The Councilor and the Pharmacist walked behind her coffin, side by side, as the two nearest relations of the departed. This was not the time, nor were they in the mood, for quarreling. Lotte-Lene tied the mourning crape around the Councilor's hat. She was living in the house again, having long since returned without victory and luck in her career. Yet that still might come; Lotte-Lene had a future before her; the key had said so, and the Councilor had said so.
She went up to him. They talked about the departed and they wept, for Lotte-Lene was tenderhearted; but when they talked about the art, Lotte-Lene felt strong. "Life in the theater is charming," she said, "but there is so much nonsense and envy! I would rather go my own way. Myself first, then art!"

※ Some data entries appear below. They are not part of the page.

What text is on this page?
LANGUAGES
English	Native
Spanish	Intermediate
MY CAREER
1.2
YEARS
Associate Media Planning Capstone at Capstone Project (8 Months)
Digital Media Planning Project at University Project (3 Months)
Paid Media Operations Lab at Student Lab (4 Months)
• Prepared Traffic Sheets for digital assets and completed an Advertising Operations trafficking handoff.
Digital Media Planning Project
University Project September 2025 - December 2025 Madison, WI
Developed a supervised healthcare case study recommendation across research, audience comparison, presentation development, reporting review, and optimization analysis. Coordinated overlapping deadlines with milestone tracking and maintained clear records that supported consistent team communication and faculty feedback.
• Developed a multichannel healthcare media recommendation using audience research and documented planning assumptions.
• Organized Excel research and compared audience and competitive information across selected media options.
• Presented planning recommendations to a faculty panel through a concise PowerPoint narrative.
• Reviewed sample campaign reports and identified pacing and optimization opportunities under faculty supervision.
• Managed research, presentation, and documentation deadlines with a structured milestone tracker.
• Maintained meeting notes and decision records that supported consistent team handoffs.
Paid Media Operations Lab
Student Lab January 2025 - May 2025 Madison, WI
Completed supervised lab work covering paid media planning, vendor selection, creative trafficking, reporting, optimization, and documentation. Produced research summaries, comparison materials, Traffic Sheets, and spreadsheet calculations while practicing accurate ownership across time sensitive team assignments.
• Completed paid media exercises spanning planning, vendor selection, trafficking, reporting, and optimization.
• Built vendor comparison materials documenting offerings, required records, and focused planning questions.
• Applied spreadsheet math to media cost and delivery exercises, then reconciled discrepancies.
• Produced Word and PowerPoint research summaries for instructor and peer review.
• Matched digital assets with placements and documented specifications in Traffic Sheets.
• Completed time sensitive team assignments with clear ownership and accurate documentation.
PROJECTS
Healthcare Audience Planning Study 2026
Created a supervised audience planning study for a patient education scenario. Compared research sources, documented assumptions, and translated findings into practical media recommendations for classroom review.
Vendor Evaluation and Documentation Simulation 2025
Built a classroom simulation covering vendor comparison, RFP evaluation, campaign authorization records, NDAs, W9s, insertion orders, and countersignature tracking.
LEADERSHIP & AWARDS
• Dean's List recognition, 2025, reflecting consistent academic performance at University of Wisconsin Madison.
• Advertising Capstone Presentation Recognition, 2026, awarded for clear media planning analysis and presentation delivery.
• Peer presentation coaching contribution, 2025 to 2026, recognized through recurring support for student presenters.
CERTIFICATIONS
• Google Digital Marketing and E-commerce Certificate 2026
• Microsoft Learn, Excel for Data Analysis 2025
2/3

Knigge had told the truth in his chapter about actors; that she was aware of; the key had not told the truth, but she never spoke of this to the Councilor; she was fond of him. Besides, the gate key was his comfort and relief during the whole year of mourning. He gave it questions, and it gave him answers.
And when the year had passed, and he and Lotte-Lene were sitting together one inspiring evening; he asked the key, "Will I marry, and whom will I marry?" No one pushed him, but he pushed the key, and it answered, "Lotte-Lene!"
So it was said, and Lotte-Lene became Mrs. Councilor.
"Victory and luck!"
And these words had been said before -by the gate key.